Che cos'è la Libertà

PERCORSI DI FORMAZIONE E RIFLESSIONE ETICA FRA CARCERE E SCUOLA

Nell’ambito del Progetto 2009
Con le Armi della Cultura
a cura della

Presidenza Regione Lazio

A cosa serve il carcere? A sgomberare la società dai suoi peggiori residui? A esercitare su costoro una vendetta collettiva? A redimere e reinserire chi ha smarrito la retta via? Nel corso dei secoli il carcere ha risposto a ciascuna di queste diverse istanze e funzioni. Anche oggi, i confini geografici fra Europa, Africa, Oriente, America, coincidono con profondi confini giuridici. Basti pensare alla pena di morte: in Europa è un tabù, negli USA è un controverso fondamento del patto sociale, in gran parte del mondo orientale è applicata senza discussione. E altrettanto vale per la pena detentiva dell’ergastolo. Il drammaturgo Anton Cechov prevedeva che di lì a 100 anni l’ergastolo sarebbe stato considerato una vergognosa barbarie. Oggi è bandito dalle sole legislazioni di Spagna, Portogallo, e Islanda. Nel resto d’Europa è ammesso ma quasi mai applicato fino in fondo. Negli USA l’avvento della Presidenza di Obama ha rinnovato quel bando alla tortura che la precedente amministrazione aveva parzialmente riammesso come strumento di indagine e accertamento di crimini terroristici. Il percorso della civiltà giuridica è accidentato.

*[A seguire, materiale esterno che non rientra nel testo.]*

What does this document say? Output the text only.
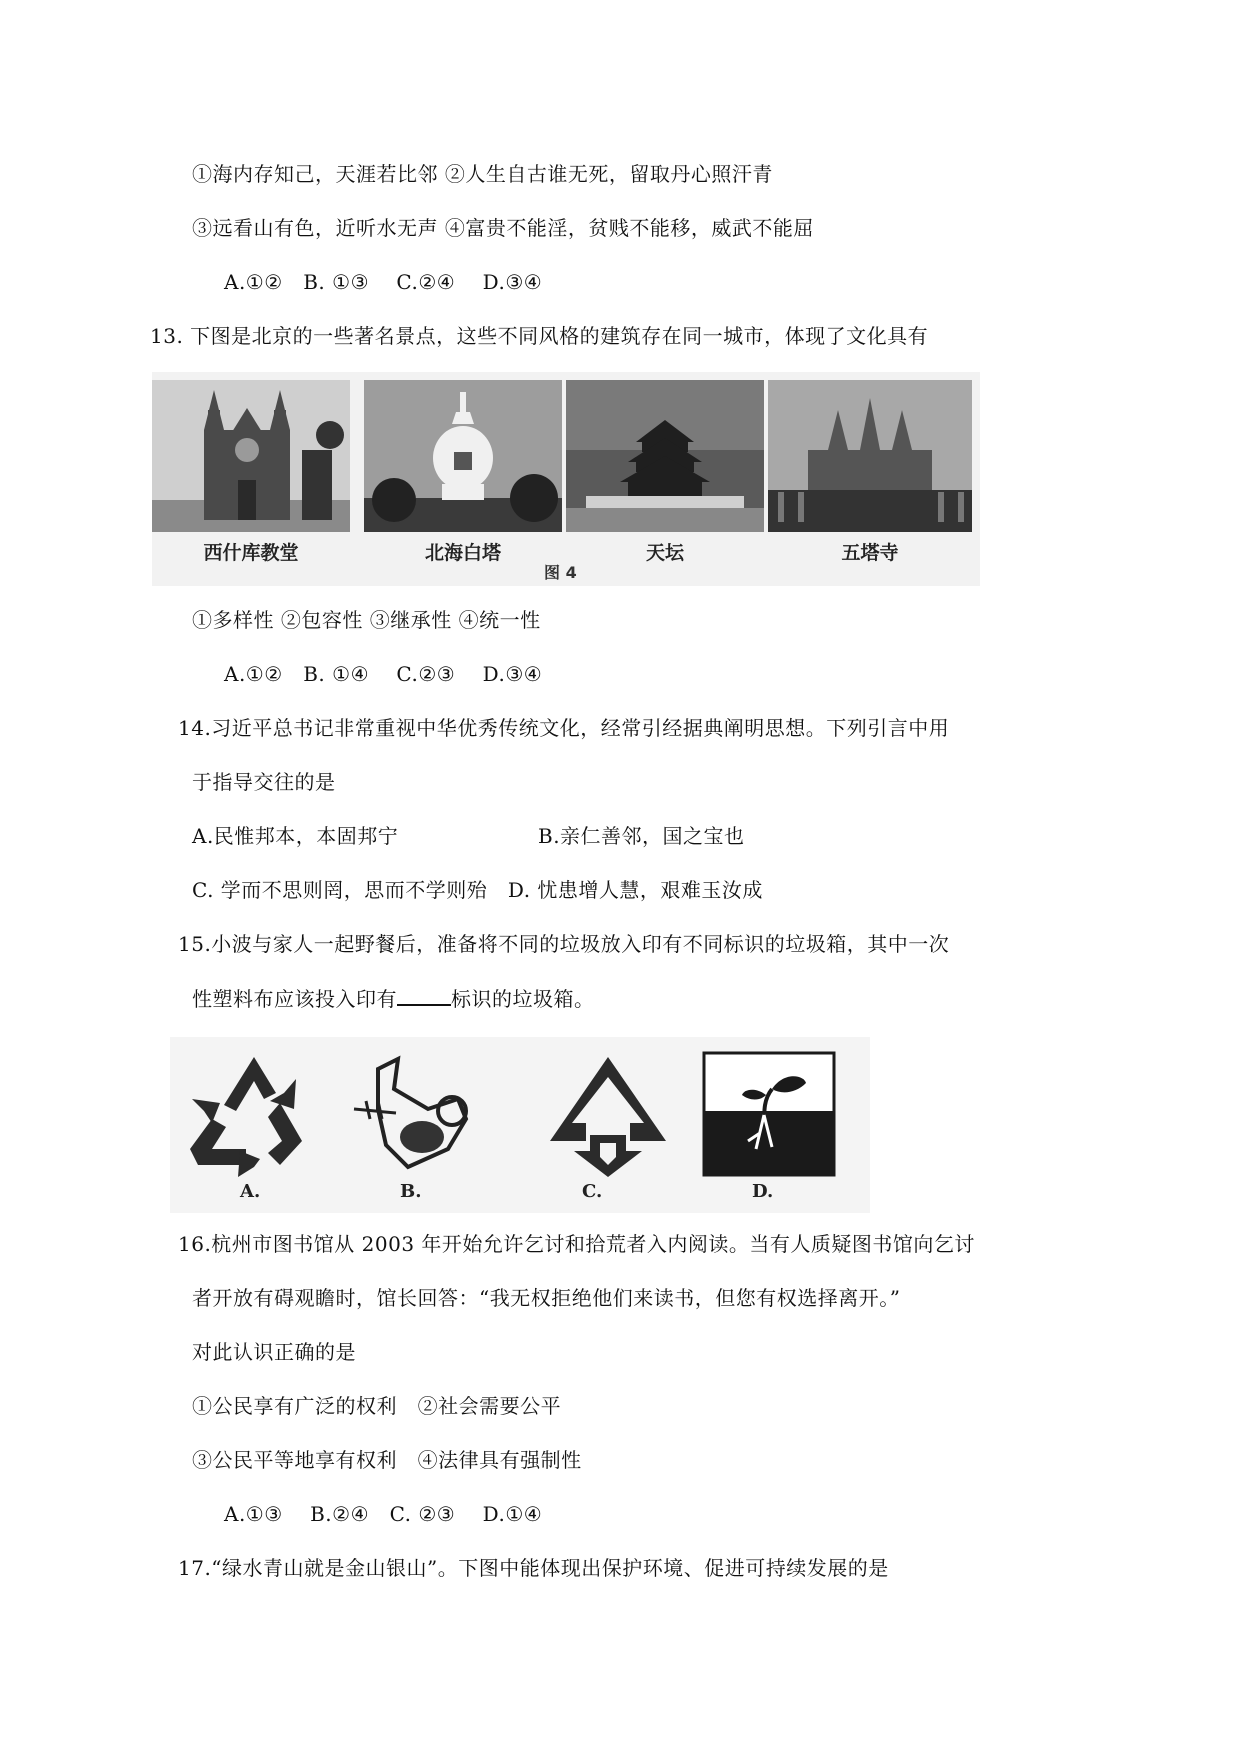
①海内存知己，天涯若比邻 ②人生自古谁无死，留取丹心照汗青
③远看山有色，近听水无声 ④富贵不能淫，贫贱不能移，威武不能屈
A.①②   B. ①③    C.②④    D.③④
13. 下图是北京的一些著名景点，这些不同风格的建筑存在同一城市，体现了文化具有
西什库教堂	北海白塔	天坛	五塔寺
图 4
①多样性 ②包容性 ③继承性 ④统一性
A.①②   B. ①④    C.②③    D.③④
14.习近平总书记非常重视中华优秀传统文化，经常引经据典阐明思想。下列引言中用
于指导交往的是
A.民惟邦本，本固邦宁	B.亲仁善邻，国之宝也
C. 学而不思则罔，思而不学则殆   D. 忧患增人慧，艰难玉汝成
15.小波与家人一起野餐后，准备将不同的垃圾放入印有不同标识的垃圾箱，其中一次
性塑料布应该投入印有	标识的垃圾箱。
A.	B.	C.	D.
16.杭州市图书馆从 2003 年开始允许乞讨和拾荒者入内阅读。当有人质疑图书馆向乞讨
者开放有碍观瞻时，馆长回答：“我无权拒绝他们来读书，但您有权选择离开。”
对此认识正确的是
①公民享有广泛的权利   ②社会需要公平
③公民平等地享有权利   ④法律具有强制性
A.①③    B.②④   C. ②③    D.①④
17.“绿水青山就是金山银山”。下图中能体现出保护环境、促进可持续发展的是
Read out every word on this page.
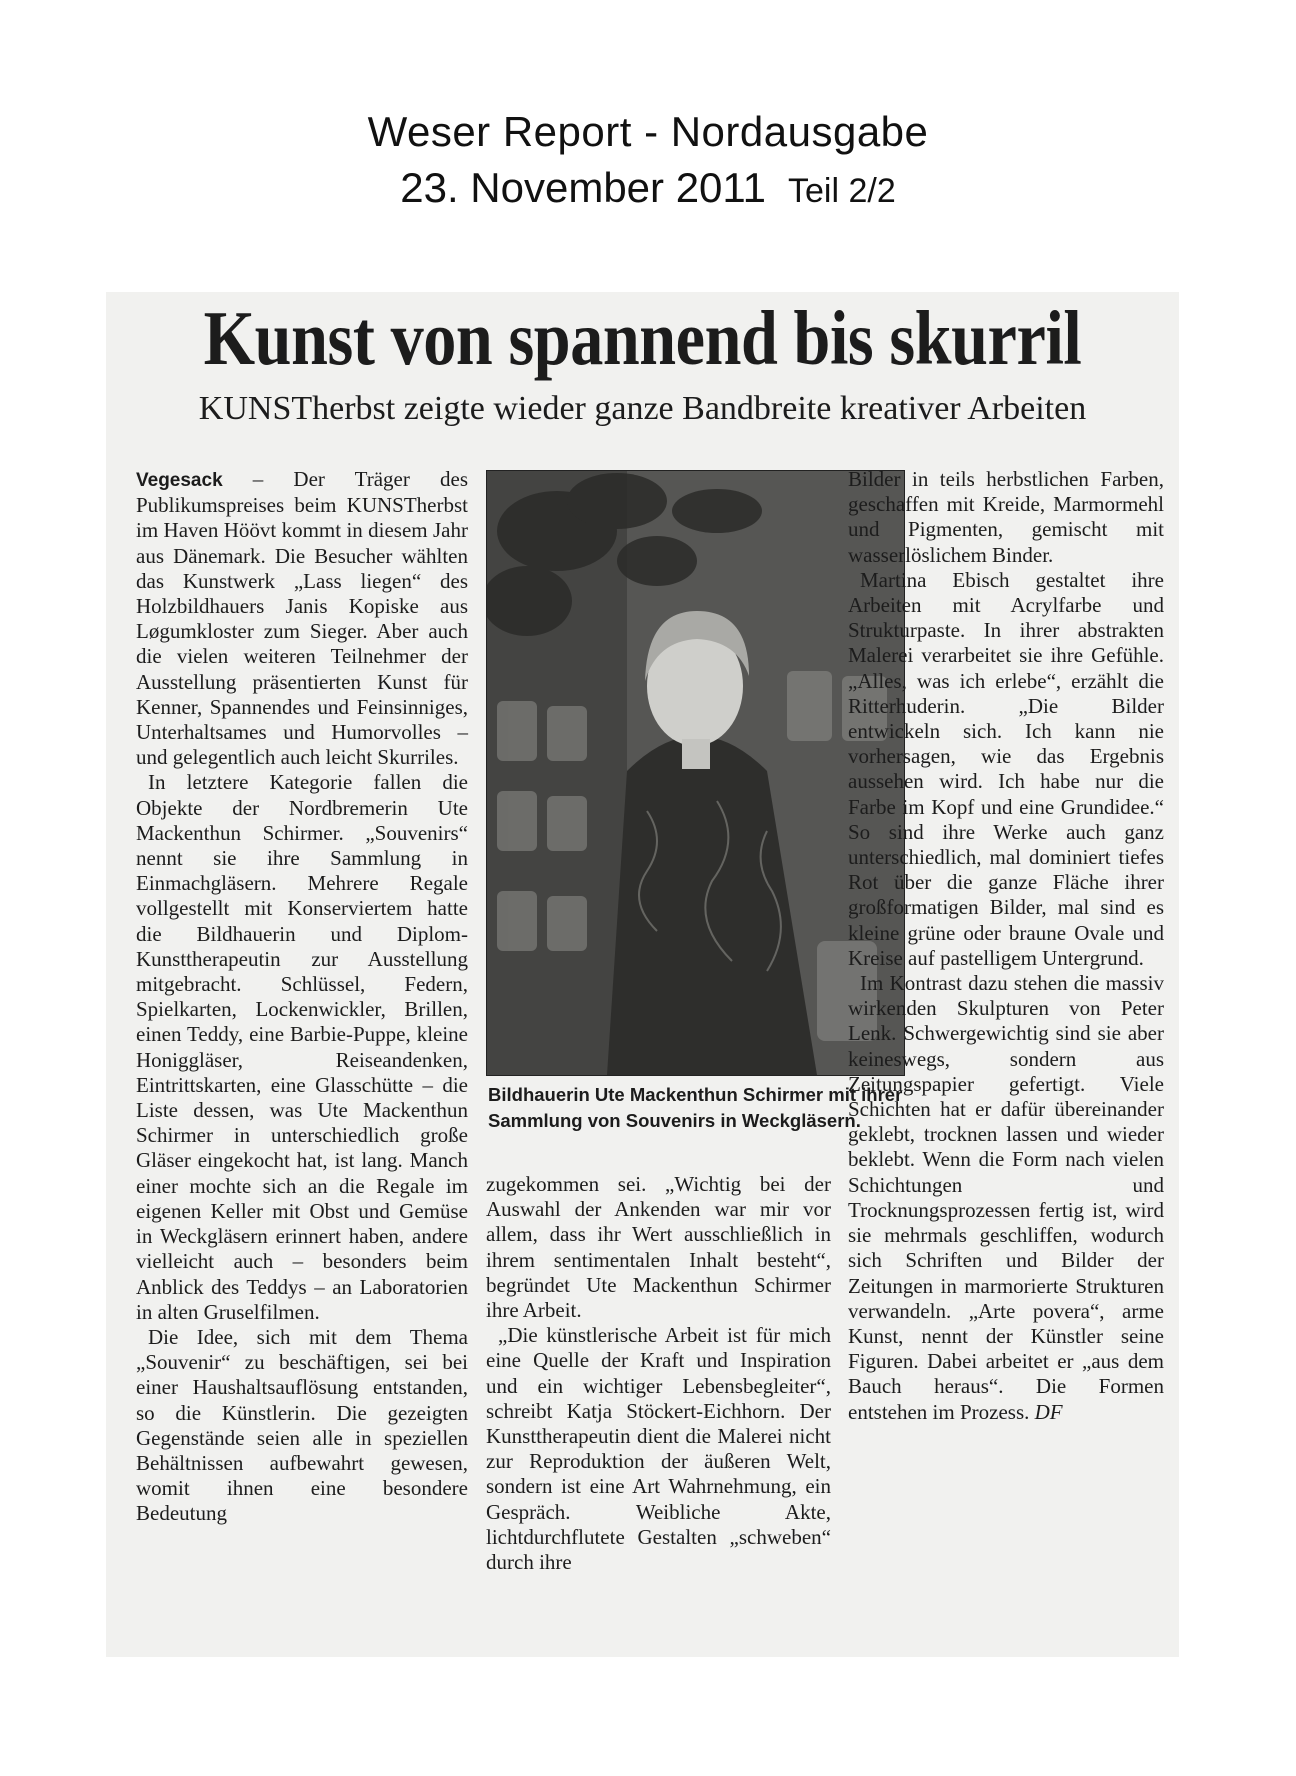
Weser Report - Nordausgabe
23. November 2011 Teil 2/2
Kunst von spannend bis skurril
KUNSTherbst zeigte wieder ganze Bandbreite kreativer Arbeiten

Vegesack – Der Träger des Publikumspreises beim KUNSTherbst im Haven Höövt kommt in diesem Jahr aus Dänemark. Die Besucher wählten das Kunstwerk „Lass liegen“ des Holzbildhauers Janis Kopiske aus Løgumkloster zum Sieger. Aber auch die vielen weiteren Teilnehmer der Ausstellung präsentierten Kunst für Kenner, Spannendes und Feinsinniges, Unterhaltsames und Humorvolles – und gelegentlich auch leicht Skurriles.

In letztere Kategorie fallen die Objekte der Nordbremerin Ute Mackenthun Schirmer. „Souvenirs“ nennt sie ihre Sammlung in Einmachgläsern. Mehrere Regale vollgestellt mit Konserviertem hatte die Bildhauerin und Diplom-Kunsttherapeutin zur Ausstellung mitgebracht. Schlüssel, Federn, Spielkarten, Lockenwickler, Brillen, einen Teddy, eine Barbie-Puppe, kleine Honiggläser, Reiseandenken, Eintrittskarten, eine Glasschütte – die Liste dessen, was Ute Mackenthun Schirmer in unterschiedlich große Gläser eingekocht hat, ist lang. Manch einer mochte sich an die Regale im eigenen Keller mit Obst und Gemüse in Weckgläsern erinnert haben, andere vielleicht auch – besonders beim Anblick des Teddys – an Laboratorien in alten Gruselfilmen.

Die Idee, sich mit dem Thema „Souvenir“ zu beschäftigen, sei bei einer Haushaltsauflösung entstanden, so die Künstlerin. Die gezeigten Gegenstände seien alle in speziellen Behältnissen aufbewahrt gewesen, womit ihnen eine besondere Bedeutung

Bildhauerin Ute Mackenthun Schirmer mit ihrer Sammlung von Souvenirs in Weckgläsern.

zugekommen sei. „Wichtig bei der Auswahl der Ankenden war mir vor allem, dass ihr Wert ausschließlich in ihrem sentimentalen Inhalt besteht“, begründet Ute Mackenthun Schirmer ihre Arbeit.

„Die künstlerische Arbeit ist für mich eine Quelle der Kraft und Inspiration und ein wichtiger Lebensbegleiter“, schreibt Katja Stöckert-Eichhorn. Der Kunsttherapeutin dient die Malerei nicht zur Reproduktion der äußeren Welt, sondern ist eine Art Wahrnehmung, ein Gespräch. Weibliche Akte, lichtdurchflutete Gestalten „schweben“ durch ihre

Bilder in teils herbstlichen Farben, geschaffen mit Kreide, Marmormehl und Pigmenten, gemischt mit wasserlöslichem Binder.

Martina Ebisch gestaltet ihre Arbeiten mit Acrylfarbe und Strukturpaste. In ihrer abstrakten Malerei verarbeitet sie ihre Gefühle. „Alles, was ich erlebe“, erzählt die Ritterhuderin. „Die Bilder entwickeln sich. Ich kann nie vorhersagen, wie das Ergebnis aussehen wird. Ich habe nur die Farbe im Kopf und eine Grundidee.“ So sind ihre Werke auch ganz unterschiedlich, mal dominiert tiefes Rot über die ganze Fläche ihrer großformatigen Bilder, mal sind es kleine grüne oder braune Ovale und Kreise auf pastelligem Untergrund.

Im Kontrast dazu stehen die massiv wirkenden Skulpturen von Peter Lenk. Schwergewichtig sind sie aber keineswegs, sondern aus Zeitungspapier gefertigt. Viele Schichten hat er dafür übereinander geklebt, trocknen lassen und wieder beklebt. Wenn die Form nach vielen Schichtungen und Trocknungsprozessen fertig ist, wird sie mehrmals geschliffen, wodurch sich Schriften und Bilder der Zeitungen in marmorierte Strukturen verwandeln. „Arte povera“, arme Kunst, nennt der Künstler seine Figuren. Dabei arbeitet er „aus dem Bauch heraus“. Die Formen entstehen im Prozess. DF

Torniamo alla domanda iniziale per riformularla meglio: secondo la Costituzione vigente nella Repubblica Italiana, a cosa serve il carcere? L’ART. 27 afferma che “le pene non possono consistere in trattamenti contrari al senso di umanità e devono tendere alla rieducazione del condannato”. Insomma, il carcere non può e non deve servire semplicemente a togliere di mezzo i delinquenti e a vendicare la società delle loro malefatte.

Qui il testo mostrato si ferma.